Pierce remained quiet for a moment. "I've waited a year," he said finally, "and it will be tomorrow."
"You're puckering," Agar said, "just talk, with no dense."
"It can be done," Pierce insisted.
"Done?" Agar exploded again. "Done how? Look here, I know you for a clever one, but I'm no flat, and there's no gammoning me. That lay is coopered. It's too damn sad the wine was snaffled, but so it was, and we must know it." Agar was red-faced and frantic; he swung his arms through the air in agitation.
In contrast, Pierce was almost unnaturally still. His eyes surveyed Agar steadily. "There is a bone lay," Pierce said.
"As God is my witness, how?" Agar watched as Pierce calmly went to a sideboard and poured two glasses of brandy. "You'll not put enough of that in me to cloud my eyes," he said. "Now, look plain."
Agar held up his hand, and ticked the points off on his fingers. "I am to ride in the van, you say. But I cannot get in--- an eager jack of a Scotsman stands sharp at the door. You heard as much yourself. But fair enough: I trust you to get me in. Now."
He ticked off another forger. "Now, there I be in the van. The Scotsman locks up from the outside. I've no way to touch that lock, so even if I make the switch, I can't open the door and toss out the pogue. I'm locked in proper, all the way to Folkestone."

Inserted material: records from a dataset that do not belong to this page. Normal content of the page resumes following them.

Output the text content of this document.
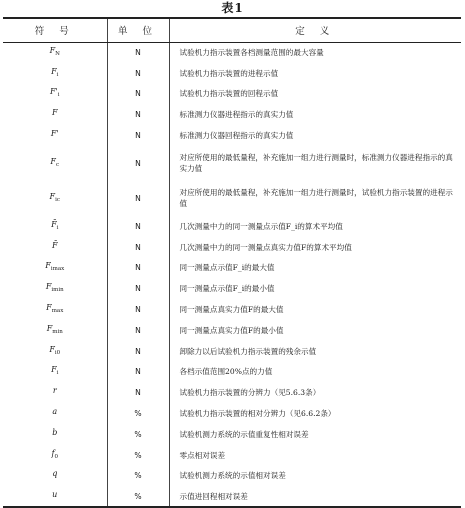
表1
符 号	单 位	定 义
$F_N$	N	试验机力指示装置各档测量范围的最大容量
$F_i$	N	试验机力指示装置的进程示值
$F'_i$	N	试验机力指示装置的回程示值
F	N	标准测力仪器进程指示的真实力值
F'	N	标准测力仪器回程指示的真实力值
$F_c$	N	对应所使用的最低量程，补充施加一组力进行测量时，标准测力仪器进程指示的真实力值
$F_{ic}$	N	对应所使用的最低量程，补充施加一组力进行测量时，试验机力指示装置的进程示值
$F̄_i$	N	几次测量中力的同一测量点示值F_i的算术平均值
F̄	N	几次测量中力的同一测量点真实力值F的算术平均值
$F_{imax}$	N	同一测量点示值F_i的最大值
$F_{imin}$	N	同一测量点示值F_i的最小值
$F_{max}$	N	同一测量点真实力值F的最大值
$F_{min}$	N	同一测量点真实力值F的最小值
$F_{i0}$	N	卸除力以后试验机力指示装置的残余示值
$F_i$	N	各档示值范围20%点的力值
r	N	试验机力指示装置的分辨力（见5.6.3条）
a	%	试验机力指示装置的相对分辨力（见6.6.2条）
b	%	试验机测力系统的示值重复性相对误差
$f_0$	%	零点相对误差
q	%	试验机测力系统的示值相对误差
u	%	示值进回程相对误差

"Unless I open the door for you," Pierce said. He gave Agar a snifter of brandy.
Agar swallowed it in a single gulp. "Aye, and there's a likely turn. You come back over all those coaches, tripping light over the rooftops, and swing down like Mr. Coolidge over the side of the van to pick the lock and break the drum. I'll see God in heaven first, no mistake."
Pierce said, "I know Mr. Coolidge."
Agar blinked. "No gull?"
"I met him on the Continent last year. I climbed with him in Switzerland--- three peaks in all--- and I learned what he knows."

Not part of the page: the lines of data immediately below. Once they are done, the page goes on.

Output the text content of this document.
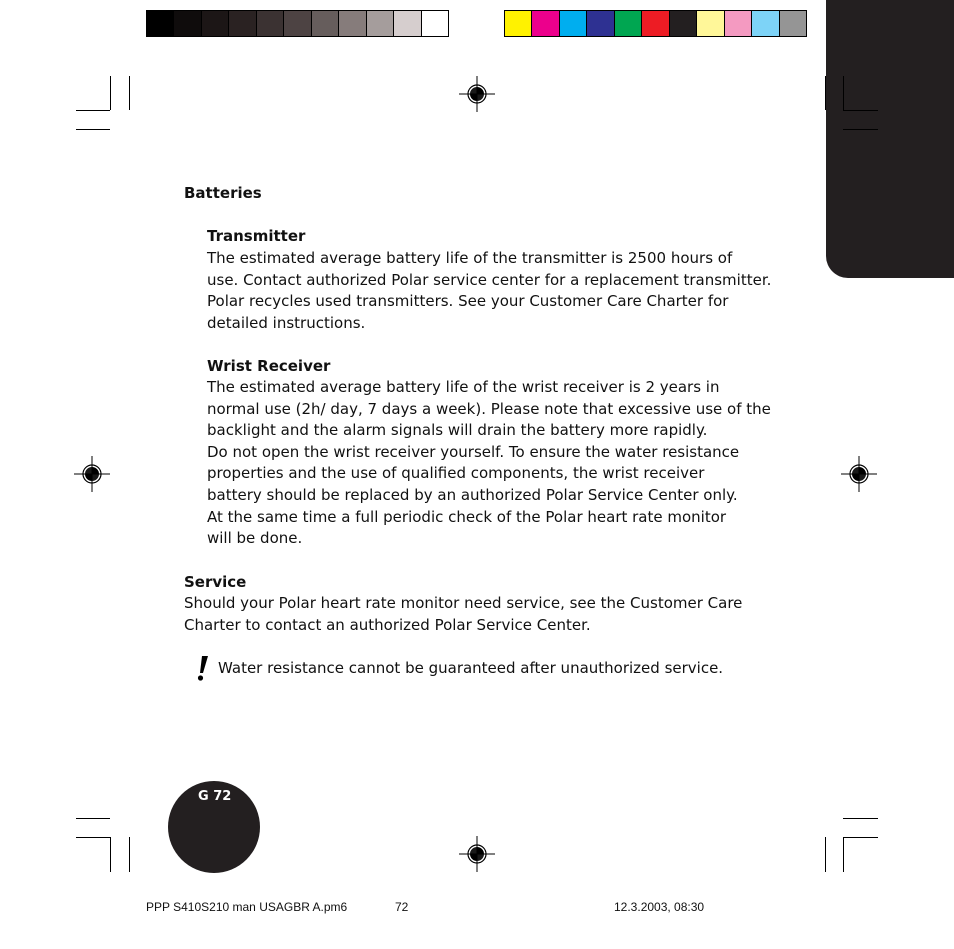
Batteries
Transmitter
The estimated average battery life of the transmitter is 2500 hours of
use. Contact authorized Polar service center for a replacement transmitter.
Polar recycles used transmitters. See your Customer Care Charter for
detailed instructions.
Wrist Receiver
The estimated average battery life of the wrist receiver is 2 years in
normal use (2h/ day, 7 days a week). Please note that excessive use of the
backlight and the alarm signals will drain the battery more rapidly.
Do not open the wrist receiver yourself. To ensure the water resistance
properties and the use of qualified components, the wrist receiver
battery should be replaced by an authorized Polar Service Center only.
At the same time a full periodic check of the Polar heart rate monitor
will be done.
Service
Should your Polar heart rate monitor need service, see the Customer Care
Charter to contact an authorized Polar Service Center.
Water resistance cannot be guaranteed after unauthorized service.
G 72
PPP S410S210 man USAGBR A.pm6	72	12.3.2003, 08:30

Agar was speechless. He stared at Pierce for any sign of deception, scanning the cracksman's face. Mountaineering was a new sport, only three or four years old, but it had captured the popular attention, and the most notable of the English practitioners, such as A. E. Coolidge, had become famous.
"No gull?" Agar said again.
"I have the ropes and tackle up in the closet," Pierce said. "No gull."

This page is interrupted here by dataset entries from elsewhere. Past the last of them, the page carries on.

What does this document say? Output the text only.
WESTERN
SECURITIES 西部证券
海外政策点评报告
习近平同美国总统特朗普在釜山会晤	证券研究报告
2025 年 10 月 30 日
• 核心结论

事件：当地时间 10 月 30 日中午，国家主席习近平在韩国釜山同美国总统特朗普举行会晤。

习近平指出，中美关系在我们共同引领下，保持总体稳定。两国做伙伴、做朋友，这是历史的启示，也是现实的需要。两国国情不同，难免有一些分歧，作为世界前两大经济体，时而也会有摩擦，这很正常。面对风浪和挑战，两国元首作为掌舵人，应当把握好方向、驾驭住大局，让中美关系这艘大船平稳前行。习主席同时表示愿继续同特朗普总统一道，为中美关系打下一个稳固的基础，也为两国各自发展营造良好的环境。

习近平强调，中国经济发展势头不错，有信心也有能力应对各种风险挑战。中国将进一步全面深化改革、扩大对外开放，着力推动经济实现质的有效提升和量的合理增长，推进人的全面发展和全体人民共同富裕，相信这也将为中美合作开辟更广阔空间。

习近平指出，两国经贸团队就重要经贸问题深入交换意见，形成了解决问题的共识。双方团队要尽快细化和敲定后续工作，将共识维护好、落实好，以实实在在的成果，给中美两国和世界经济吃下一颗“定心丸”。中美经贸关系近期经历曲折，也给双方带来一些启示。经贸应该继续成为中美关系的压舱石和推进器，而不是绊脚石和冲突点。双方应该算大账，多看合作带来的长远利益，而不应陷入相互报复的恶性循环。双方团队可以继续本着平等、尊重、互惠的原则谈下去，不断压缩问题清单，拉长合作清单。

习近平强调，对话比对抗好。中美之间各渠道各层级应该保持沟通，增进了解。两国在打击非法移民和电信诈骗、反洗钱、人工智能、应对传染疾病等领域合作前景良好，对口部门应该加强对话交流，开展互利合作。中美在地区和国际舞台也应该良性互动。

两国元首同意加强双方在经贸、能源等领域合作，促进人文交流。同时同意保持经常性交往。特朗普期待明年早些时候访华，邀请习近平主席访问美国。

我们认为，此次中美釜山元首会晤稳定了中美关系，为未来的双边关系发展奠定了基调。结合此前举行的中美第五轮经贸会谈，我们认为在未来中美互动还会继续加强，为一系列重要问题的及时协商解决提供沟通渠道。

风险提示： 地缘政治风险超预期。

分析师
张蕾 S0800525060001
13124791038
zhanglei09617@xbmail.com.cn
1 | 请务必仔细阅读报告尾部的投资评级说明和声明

"I'll have another daffy," Agar said, holding out his empty glass. Pierce immediately filled it, and Agar immediately gulped it down.
"Well then," he said. "Let's say you can betty the lock, hanging on a rope, and break the drum, and then lock up again, with nobody the wiser. How do I get on in the first place, past the Scots jack, with his sharp cool?"
"There is a way," Pierce said. "It's not pleasant, but there is a way."
Agar appeared unconvinced. "Say you put me on in some trunk. He's bound he'll open it and have a see, and there I am. What then?"
"I intend for him to open it and see you," Pierce said.
"I think so, and it will go smoothly enough, if you can take a bit of odor."
"What manner of odor?"
"The smell of a dead dog, or cat," Pierce said. "Dead some days. Do you think you can manage that?"
Agar said, "I swear, I don't get the lay. Let's settle the down with another daffy or two," and he extended his glass.
"That's enough," Pierce said. "There are things for you to do. Go to your lodgings, and come back with your best dunnage, the finest you have, and quickly."
"Go now," Pierce said. "And trust me."
When Agar had departed, he sent for Barlow, his cabby.
"Do we have any rope?" Pierce said.
"Rope, sir? You mean hempen rope?"
"Precisely. Do we have any in the house?"
"No, sir. Could you make do with bridle leather?
"No," Pierce said He considered a moment. "Hitch up the horse to the flat carriage and get ready for a night's work. We have a few items to obtain."
Barlow nodded and left. Pierce returned to the dining room, where Miriam was still sitting, patient and calm.
"There's trouble?" she said.
"Nothing beyond repair," Pierce said. "Do you have a black dress? I am thinking of a frock of cheap quality, such as a maid might wear."
"I think so, yes."
"Good," he said. "Set it out, you will wear it tomorrow morning."
"Whatever for?" she asked.
Pierce smiled. "To show your respect for the dead," he said.